Lindley also filled in for the engine expert from Volvo, and we recently checked in with Greg Holderfield, director of technical support service, Volvo Trucks North America to get a recap of their presentation.

"Soot is a product of the combustion process, and higher horsepower engines will produce more soot, since they burn more fuel," Holderfield said. "Volvo has addressed this with recommended oil formulas that have superior soot handling capabilities."

"Some early EGR temperature sensors experienced cracking," he went on. "This has been addressed by a change in our assembly process. We also instituted a service program to replace any affected sensors in the field, and this program has been completed."

"The Volvo EGR system does not shut down the engine when a fault occurs. However a fault code is logged and the fault may cause the engine to be de-rated to protect the engine. The unit could still be driven to a dealer for service.

"Customers have accepted Volvo's technology as reliable and dependable," Holderfield concluded. "The most important thing for dealer technicians to do before troubleshooting an EGR-related issue is to check the Volvo Dealer Communication System, since the issue may be covered by a current or open service program. Fleet technicians should check with their dealers for the latest information."


"We've had issues here and there-there are a lot of new engineering concepts-but we resolved them pretty quickly, and our reliability right now is on a par with all of our earlier engine products," said Rich Bowes, continuous product improvement (CPI) supervisor, Caterpillar On-Highway Engines. Bowes recently followed up on the ACERT presentation given at TMC by Caterpillar's Bob Wessels.

"The primary diagnostic tool we have is Cat ET (Electronic Technician)," Bowes said. "It's a Windows-based program that runs off a laptop. If a technician has a laptop with Cat ET and the latest upgrades-the different service packs that come out with that-he connects to the truck's ECM, and he does all the troubleshooting from there."

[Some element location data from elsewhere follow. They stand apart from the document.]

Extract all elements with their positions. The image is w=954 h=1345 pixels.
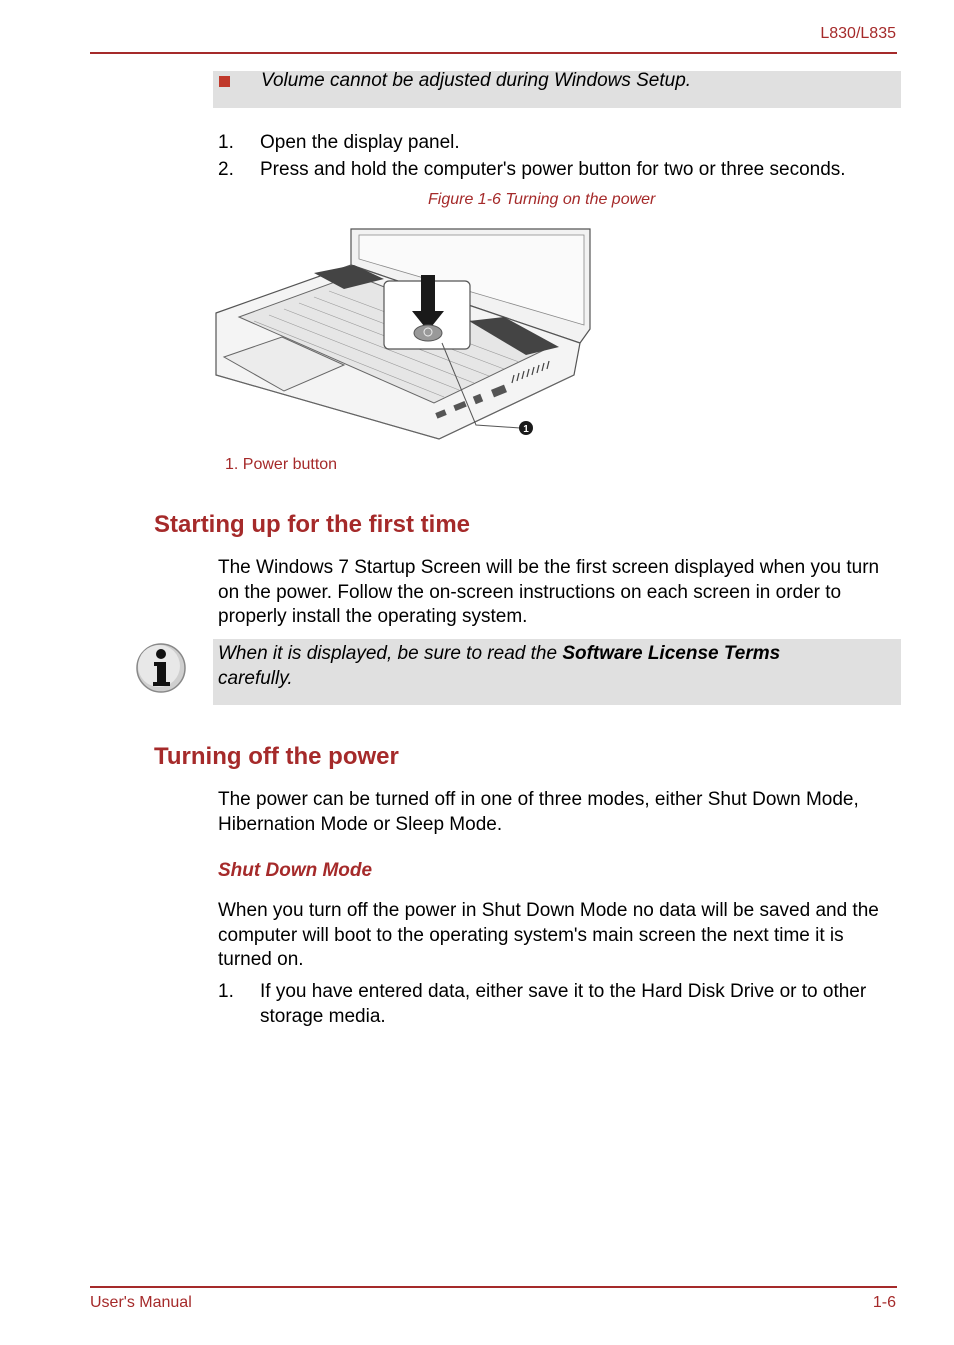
info-icon <box>134 640 190 696</box>
list-item <box>218 131 908 156</box>
steps-list <box>218 980 898 1029</box>
page-number: 1-6 <box>872 1294 896 1311</box>
note-box <box>213 639 901 705</box>
list-number: 1. <box>218 132 234 153</box>
note-text: Volume cannot be adjusted during Windows Setup. <box>261 70 692 91</box>
note-emphasis: Software License Terms <box>562 643 781 664</box>
list-item <box>218 980 898 1029</box>
note-text-end: carefully. <box>218 667 293 689</box>
steps-list <box>218 131 908 182</box>
note-box <box>213 71 901 108</box>
list-number: 2. <box>218 158 234 180</box>
section-paragraph: The Windows 7 Startup Screen will be the first screen displayed when you turn on the power. Follow the on-screen instructions on each screen in order to properly install the operating system. <box>218 557 880 627</box>
figure-caption: Figure 1-6 Turning on the power <box>428 191 656 208</box>
running-header: L830/L835 <box>820 25 896 42</box>
callout-number: 1 <box>523 424 529 435</box>
note-text <box>218 642 888 691</box>
section-heading: Turning off the power <box>154 743 399 770</box>
list-text: Open the display panel. <box>260 132 460 153</box>
laptop-illustration <box>214 225 594 445</box>
bullet-square-icon <box>219 76 230 87</box>
section-paragraph: The power can be turned off in one of three modes, either Shut Down Mode, Hibernation Mode or Sleep Mode. <box>218 789 859 835</box>
list-text: Press and hold the computer's power button for two or three seconds. <box>260 158 846 180</box>
list-item <box>218 158 908 183</box>
footer-left: User's Manual <box>90 1294 192 1311</box>
subsection-heading: Shut Down Mode <box>218 860 373 881</box>
list-number: 1. <box>218 981 234 1002</box>
note-text-start: When it is displayed, be sure to read the <box>218 643 563 664</box>
subsection-paragraph: When you turn off the power in Shut Down Mode no data will be saved and the computer will boot to the operating system's main screen the next time it is turned on. <box>218 900 879 970</box>
section-heading: Starting up for the first time <box>154 511 471 538</box>
footer-rule <box>90 1286 897 1288</box>
figure-legend: 1. Power button <box>225 456 338 473</box>
list-text: If you have entered data, either save it to the Hard Disk Drive or to other storage media. <box>260 981 867 1027</box>
header-rule <box>90 52 897 54</box>
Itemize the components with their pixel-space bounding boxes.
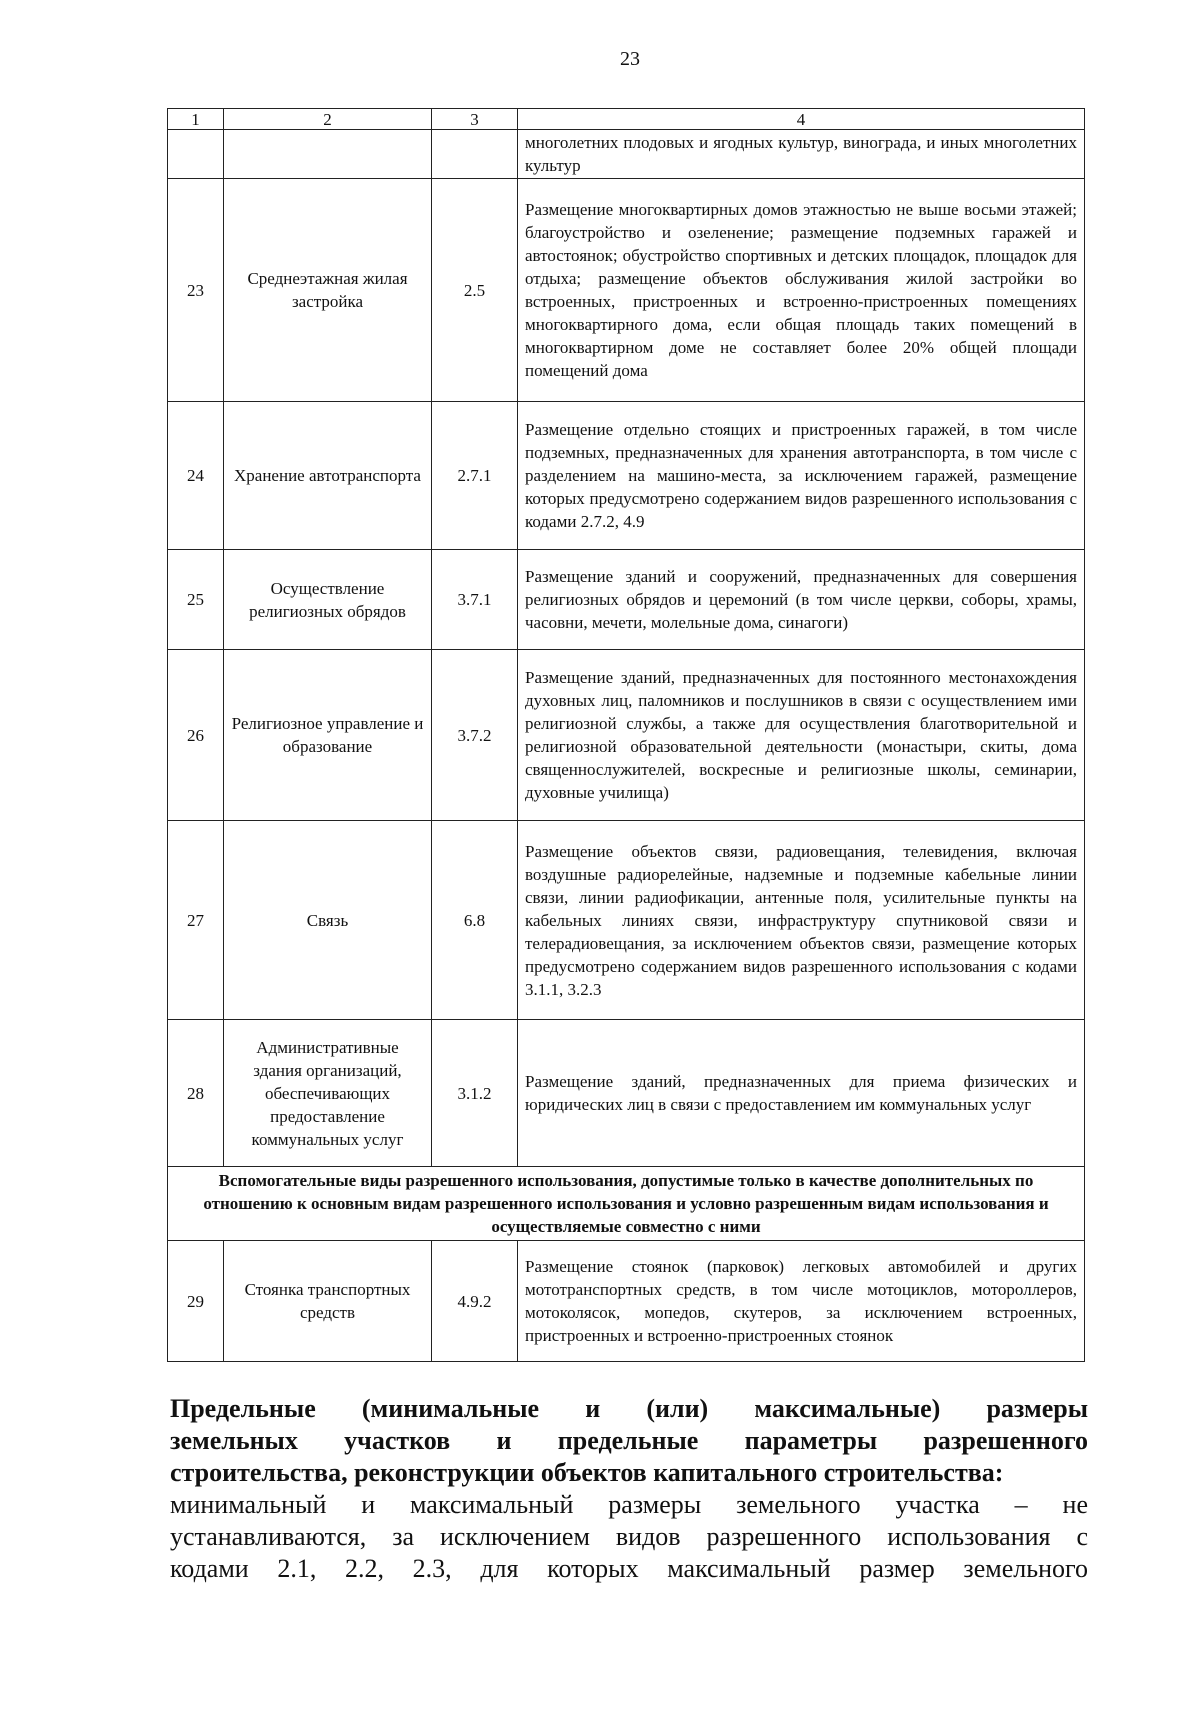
- table-row: [168, 821, 1085, 1020]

"We have some new components, like VVA, the Variable Valve Actuation on the ACERT engines; Cat ET has a troubleshooting check for that," he said. "You can check for fault codes; you can do injector cut-out tests and see if there's one bad injector, for instance, if you have a rough idle; and you can re-flash the ECM with different software files from Cat ET. That's the predominant diagnostic tool we've had out for five or six years, so we continue to support that, and all the new software updates go to ET. So there are no additional diagnostic tools that you have to use on the ACERT engines versus any of the older engines.

"As far as troubleshooting, there are new fault codes that will show up on ET. If there's something wrong with the variable valve actuator, it'll give a couple different fault codes that you can read, and ET will tell you what those are, and then you can refer to our troubleshooting guides to see how to check what's wrong with it.

"With Variable Valve Actuation, there could be a wiring harness issue that affects those, there's debris that gets into the oil system that feeds them that causes problems sometimes," he said. "It could be a misadjusted lash setting; things like that are basically what occurs on them. Right now the units are not serviceable-you have to replace the entire assembly-but there are three assemblies, for instance, on a C15, so whichever one you find that's got the problem, you should replace that assembly."

"Beyond the use of ET, other troubleshooting checks are more basic. Typically we look for leaks in the exhaust system, exhaust manifold leaks, turbo leaks, and charge air cooler leaks are important to check for," Bowes concluded. "There are a little bit higher boost pressures with ACERT under certain conditions, so it's important that the charge air system is not leaking, so you're not losing boost."